Miki Falls is an OEL manga series created by Crilley and published by HarperCollins under its HarperTeen imprint. It is structured as a four-volume series; each book taking place during one of the seasons over the course of a year. It follows the main protagonist Miki Yoshida in her senior year of high school, and she plans of making it the better year yet. However, a strange new boy arrives in town and Miki is going to find out what he's up to. It has been optioned for development as a feature film by Paramount and Brad Pitt's productions company.

==Brody's Ghost==

Brody's Ghost is a comic book series published by Dark Horse Comics. The story, set in the near future, is that of a young man unaware of his psychic abilities. Only when he is approached by a ghost girl named Talia in need of his help he begins with a training process to awaken and master his powers.

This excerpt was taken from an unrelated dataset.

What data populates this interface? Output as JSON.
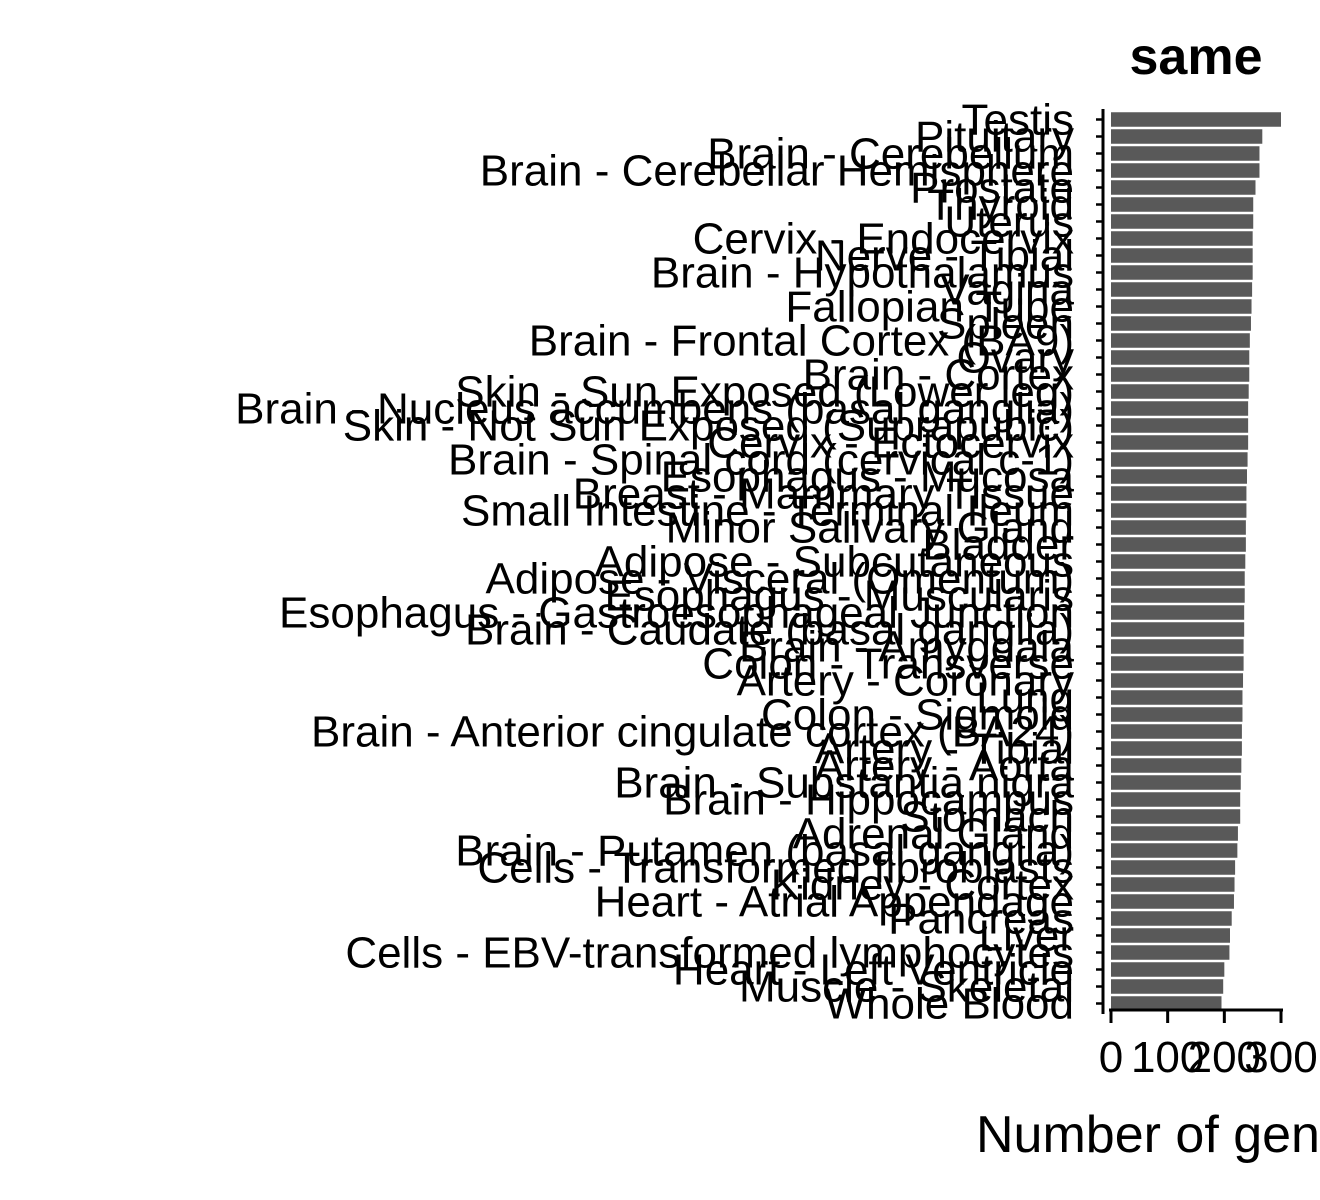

Book One in the Brody's Ghost series was released July 14, 2010. Book Two was released in 2011. Book 3 was released in May 2012. Book 4 was released April 2013. Upon release, the series received positive feedback including a grade B+ from Detroit News's Eric Henrickson.

Brody's Ghost contains several differences from Crilley's previous work, Miki Falls. The story follows a male main character and contains more action and fighting sequences.

== How-to-draw books ==

Crilley has published three manga-drawing instruction books: Mastering Manga, Mastering Manga 2: Level Up with Mark Crilley, and Mastering Manga 3: Power Up with Mark Crilley. In addition to these three manga books, Crilley has published The Realism Challenge (2015), a book on drawing hyper-realistic drawings of everyday objects, and The Drawing lesson (2017), a graphic novel that aims at teaching readers how to draw through the adventures of David and his mentor.

==Personal life==
Crilley distributes drawing advice to artists via YouTube videos and his DeviantArt account. His YouTube videos teach beginners how to draw various manga and anime characters, as well as animals, how to use perspective, and more. In August 2010, he starred in some how-to-draw videos for Funimation on demand. Crilley's wife, Miki Crilley, whom he named Miki (the character in Miki Falls) after, is from Japan. The two have a daughter, Mio, and a son, Matthew.